First, verify the disks are attached and check their current mount status:

# Check all block devices
lsblk

# Check disk UUIDs (recommended for fstab)
sudo blkid

# Check current mounts
df -h

Step 3: Create Mount Points (if not already created)

# Create mount directories
sudo mkdir -p /mnt/kireicare-disk-2024
sudo mkdir -p /mnt/kireicare-disk-2025

Step 4: Get Disk UUIDs

Get the UUIDs for your disks (more reliable than device names):

sudo blkid /dev/xvdf
sudo blkid /dev/xvdg

This will output something like:

/dev/xvdf: UUID="12345678-1234-1234-1234-123456789abc" TYPE="ext4"
/dev/xvdg: UUID="87654321-4321-4321-4321-cba987654321" TYPE="ext4"

Step 5: Configure Auto-Mount in /etc/fstab

Edit the fstab file:

sudo nano /etc/fstab

Add these lines at the end (replace UUIDs with your actual ones):

# Lightsail Additional Disks - Auto Mount
UUID=12345678-1234-1234-1234-123456789abc /mnt/kireicare-disk-2024 ext4 defaults,nofail 0 2
UUID=87654321-4321-4321-4321-cba987654321 /mnt/kireicare-disk-2025 ext4 defaults,nofail 0 2

Step 6: Test the Configuration

Test the fstab configuration without rebooting:

# Test mounting
sudo mount -a

# Verify mounts worked
df -h

Step 7: Set Proper Permissions (Optional)

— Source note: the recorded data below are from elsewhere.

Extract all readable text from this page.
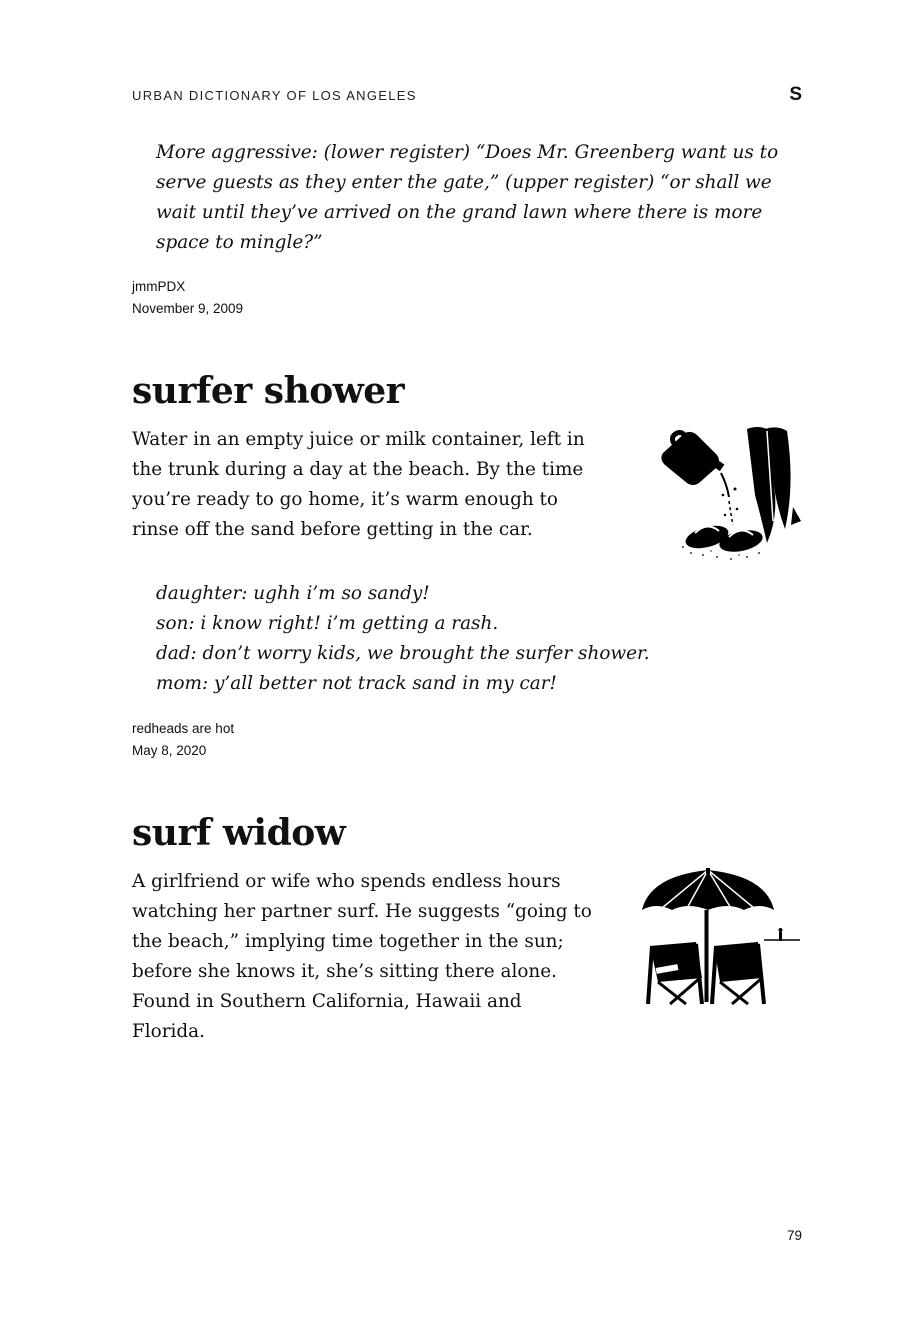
URBAN DICTIONARY OF LOS ANGELES	S
More aggressive: (lower register) “Does Mr. Greenberg want us to
serve guests as they enter the gate,” (upper register) “or shall we
wait until they’ve arrived on the grand lawn where there is more
space to mingle?”
jmmPDX
November 9, 2009
surfer shower
Water in an empty juice or milk container, left in
the trunk during a day at the beach. By the time
you’re ready to go home, it’s warm enough to
rinse off the sand before getting in the car.
daughter: ughh i’m so sandy!
son: i know right! i’m getting a rash.
dad: don’t worry kids, we brought the surfer shower.
mom: y’all better not track sand in my car!
redheads are hot
May 8, 2020
surf widow
A girlfriend or wife who spends endless hours
watching her partner surf. He suggests “going to
the beach,” implying time together in the sun;
before she knows it, she’s sitting there alone.
Found in Southern California, Hawaii and
Florida.
79
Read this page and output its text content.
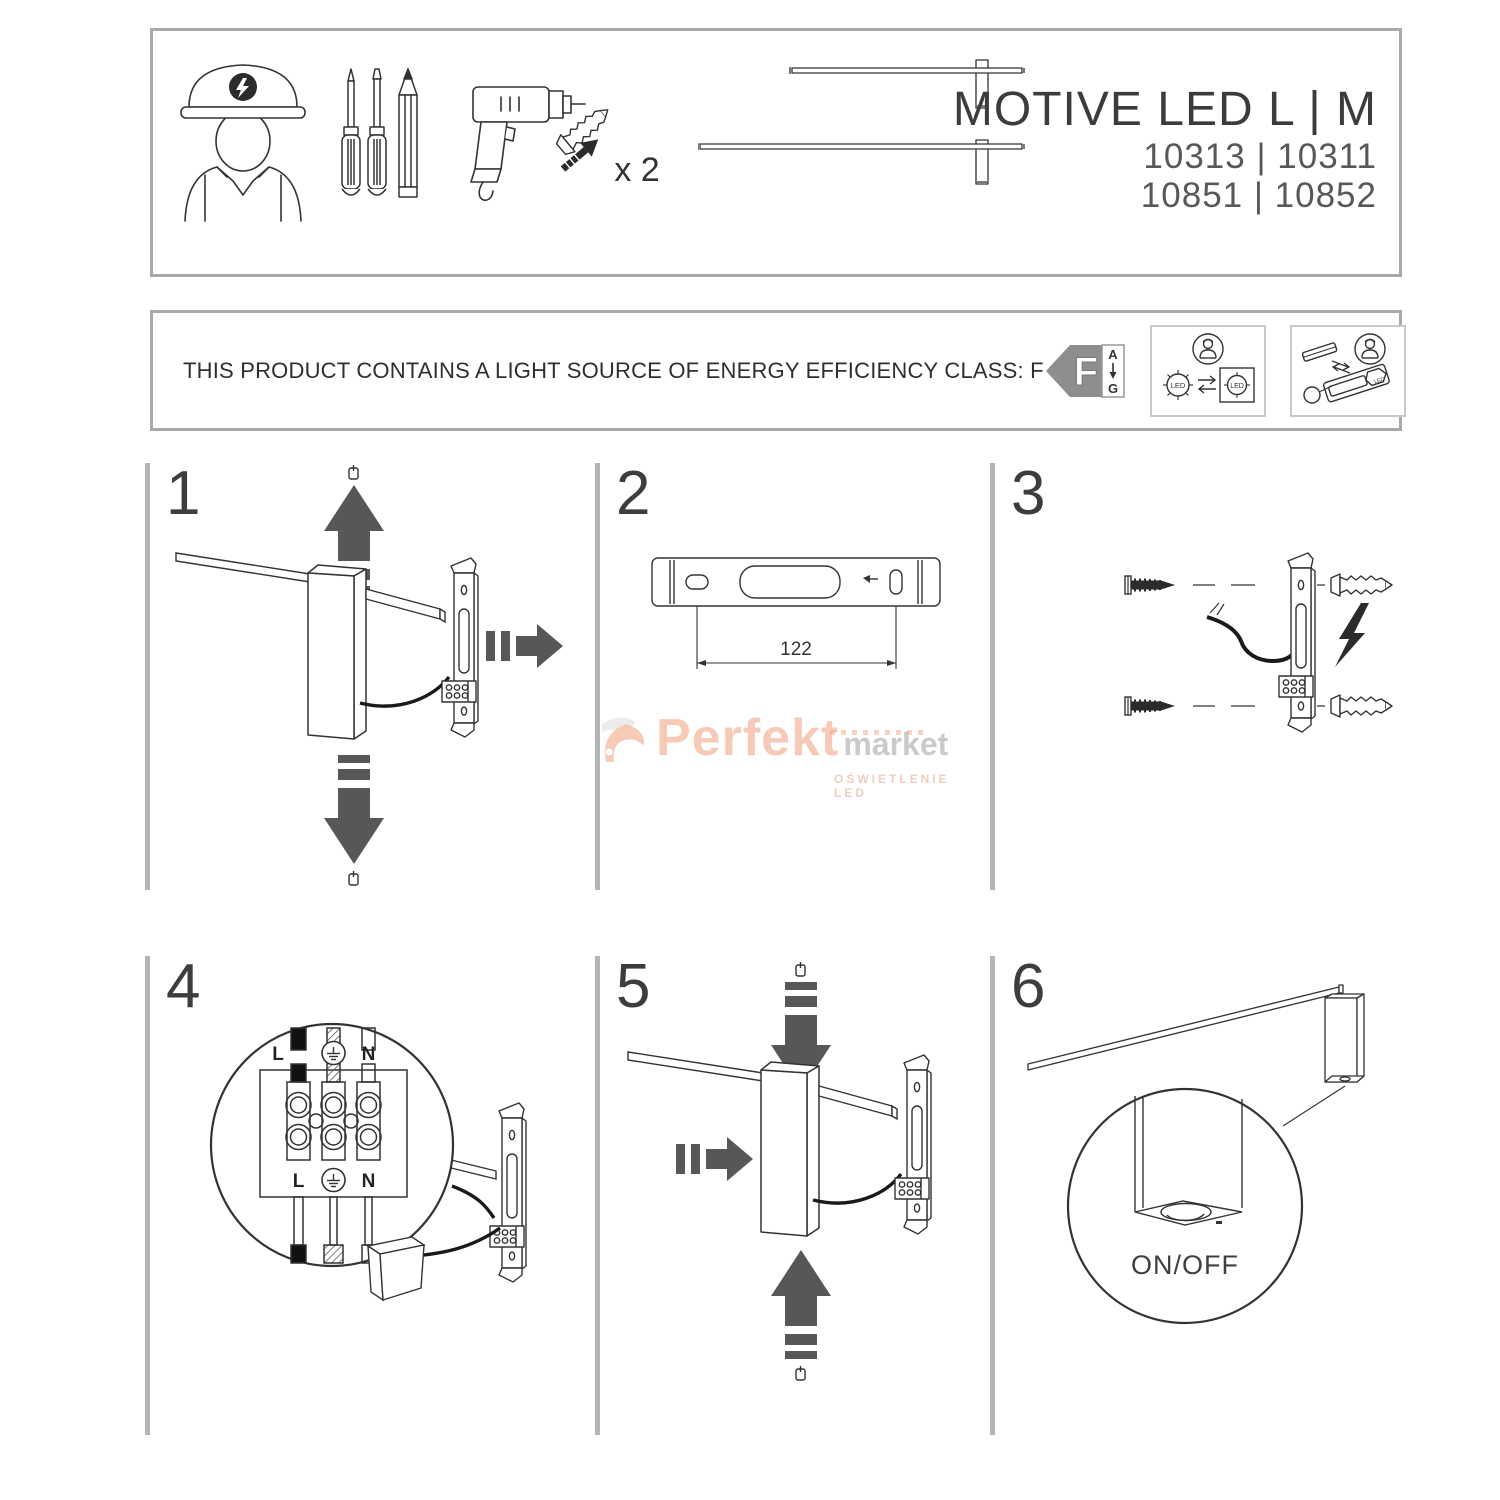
x 2
MOTIVE LED L | M
10313 | 10311
10851 | 10852
THIS PRODUCT CONTAINS A LIGHT SOURCE OF ENERGY EFFICIENCY CLASS: F F A
G	LED	LED
LED
1	2
122
3
4
L	N
L	N
5	6
ON/OFF
Perfekt market
OŚWIETLENIE LED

If you want your ubuntu user to have access:

# Change ownership to ubuntu user
sudo chown ubuntu:ubuntu /mnt/kireicare-disk-2024
sudo chown ubuntu:ubuntu /mnt/kireicare-disk-2025

# Set permissions
sudo chmod 755 /mnt/kireicare-disk-2024
sudo chmod 755 /mnt/kireicare-disk-2025

Step 8: Test with Reboot

sudo reboot

After reboot, check if disks are mounted:

df -h
lsblk

Important fstab Options Explained:

  • UUID=... - Uses UUID instead of device path (more reliable)
  • ext4 - File system type (adjust if different)
  • defaults - Standard mount options
  • nofail - System boots even if disk fails to mount
  • 0 - No dump backup
  • 2 - Check filesystem on boot (after root filesystem)

Troubleshooting:

If disks don’t auto-mount:

  1. Check for errors:

    sudo journalctl -u local-fs.target
    
  2. Verify fstab syntax:

    sudo mount -a
    
  3. Check disk health:

    sudo fsck /dev/xvdf
    sudo fsck /dev/xvdg
    

Your disks should now automatically mount to /mnt/kireicare-disk-2024 and /mnt/kireicare-disk-2025 on every reboot!